Madrid were cruising towards a 1-0 first leg advantage in Moscow until a late lapse at the back allowed the Russian side to equalise. As the game reached a close an increasingly desperate CSKA threw their big defenders forward, leading Madrid boss José Mourinho to introduce back-up centre-half Raúl Albiol for playmaker Mesut Özil to counter their aerial threat.
However when Alan Dzagoev hoisted a 92nd minute free kick towards the penalty spot, Vasili Berezoutski outjumped Sergio Ramos, Alexei Berezoutski beat Albiol to the flick on and Pontus Wernbloom got ahead of Xabi Alonso to fire the loose ball to the net.
Asked to comment on the goal after the game Mourinho appeared to suggest that his players needed to concentrate better when defending set-pieces.

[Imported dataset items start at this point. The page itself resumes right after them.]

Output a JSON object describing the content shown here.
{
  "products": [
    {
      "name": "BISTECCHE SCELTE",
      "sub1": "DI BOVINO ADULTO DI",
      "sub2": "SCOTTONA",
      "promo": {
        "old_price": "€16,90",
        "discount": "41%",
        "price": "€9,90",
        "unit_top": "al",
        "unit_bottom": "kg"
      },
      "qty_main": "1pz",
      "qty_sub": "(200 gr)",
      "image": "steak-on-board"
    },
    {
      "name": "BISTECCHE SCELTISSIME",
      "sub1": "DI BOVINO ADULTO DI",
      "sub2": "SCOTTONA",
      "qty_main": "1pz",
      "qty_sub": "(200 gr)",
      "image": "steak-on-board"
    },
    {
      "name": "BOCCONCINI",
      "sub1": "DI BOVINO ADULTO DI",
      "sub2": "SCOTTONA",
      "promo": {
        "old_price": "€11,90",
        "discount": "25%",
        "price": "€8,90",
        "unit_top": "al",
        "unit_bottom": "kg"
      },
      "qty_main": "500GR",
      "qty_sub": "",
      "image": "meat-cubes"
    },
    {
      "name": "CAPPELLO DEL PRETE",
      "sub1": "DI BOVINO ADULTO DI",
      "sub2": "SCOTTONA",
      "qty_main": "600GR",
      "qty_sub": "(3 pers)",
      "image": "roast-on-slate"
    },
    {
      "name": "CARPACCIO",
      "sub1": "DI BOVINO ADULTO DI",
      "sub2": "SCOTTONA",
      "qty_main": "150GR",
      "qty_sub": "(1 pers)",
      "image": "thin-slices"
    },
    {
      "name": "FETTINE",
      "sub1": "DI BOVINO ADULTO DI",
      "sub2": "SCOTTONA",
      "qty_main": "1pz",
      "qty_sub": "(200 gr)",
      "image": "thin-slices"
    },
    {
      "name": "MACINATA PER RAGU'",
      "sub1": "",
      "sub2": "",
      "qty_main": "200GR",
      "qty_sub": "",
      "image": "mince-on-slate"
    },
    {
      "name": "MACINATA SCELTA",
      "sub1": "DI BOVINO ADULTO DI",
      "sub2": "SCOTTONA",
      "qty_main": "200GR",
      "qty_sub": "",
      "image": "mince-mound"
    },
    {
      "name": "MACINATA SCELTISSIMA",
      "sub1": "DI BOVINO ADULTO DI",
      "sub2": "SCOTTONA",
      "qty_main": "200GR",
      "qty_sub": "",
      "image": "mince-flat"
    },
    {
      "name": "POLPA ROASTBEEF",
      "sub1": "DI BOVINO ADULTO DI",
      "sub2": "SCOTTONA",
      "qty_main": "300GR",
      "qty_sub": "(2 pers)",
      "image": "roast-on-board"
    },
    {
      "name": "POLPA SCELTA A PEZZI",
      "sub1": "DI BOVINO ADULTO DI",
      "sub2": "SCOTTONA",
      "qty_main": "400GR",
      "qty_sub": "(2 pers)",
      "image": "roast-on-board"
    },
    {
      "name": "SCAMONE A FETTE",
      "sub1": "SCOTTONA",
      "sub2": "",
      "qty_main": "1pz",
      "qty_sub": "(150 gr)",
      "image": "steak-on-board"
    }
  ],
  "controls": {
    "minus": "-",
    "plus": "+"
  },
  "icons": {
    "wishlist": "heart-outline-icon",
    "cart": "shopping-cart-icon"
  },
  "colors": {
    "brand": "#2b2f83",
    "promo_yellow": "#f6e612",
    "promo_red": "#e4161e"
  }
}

“There are goals from dead balls where you can easily identify a lack of concentration,” said Mourinho. “But I was very far away (on the sideline) so I am not in a position to say that is what happened.”
Wernbloom’s was the first goal conceded by Madrid goalkeeper Iker Casillas in 486 Champions League minutes, but they have been regularly letting in similar goals since returning from La Liga’s winter break.
Málaga scored twice from corners at the Estadio Bernabéu in early January. Barcelona’s Carles Puyol headed in another corner in January’s ‘Copa Clásico’ first leg, leading indirectly to the well-publicised training ground confrontation between Ramos and Mourinho. Real Mallorca’s Tomer Hemed and Levante’s Gustavo Cabral have also headed goals from set-pieces against Madrid in the last few weeks.
Alonso said after the game that Madrid were not over worried by this apparent weakness.
“We have no psychosis about defending dead ball situations,” said the midfield general. “They are part of the game. We try to do everything perfectly, but the opponent also has a chance to play.”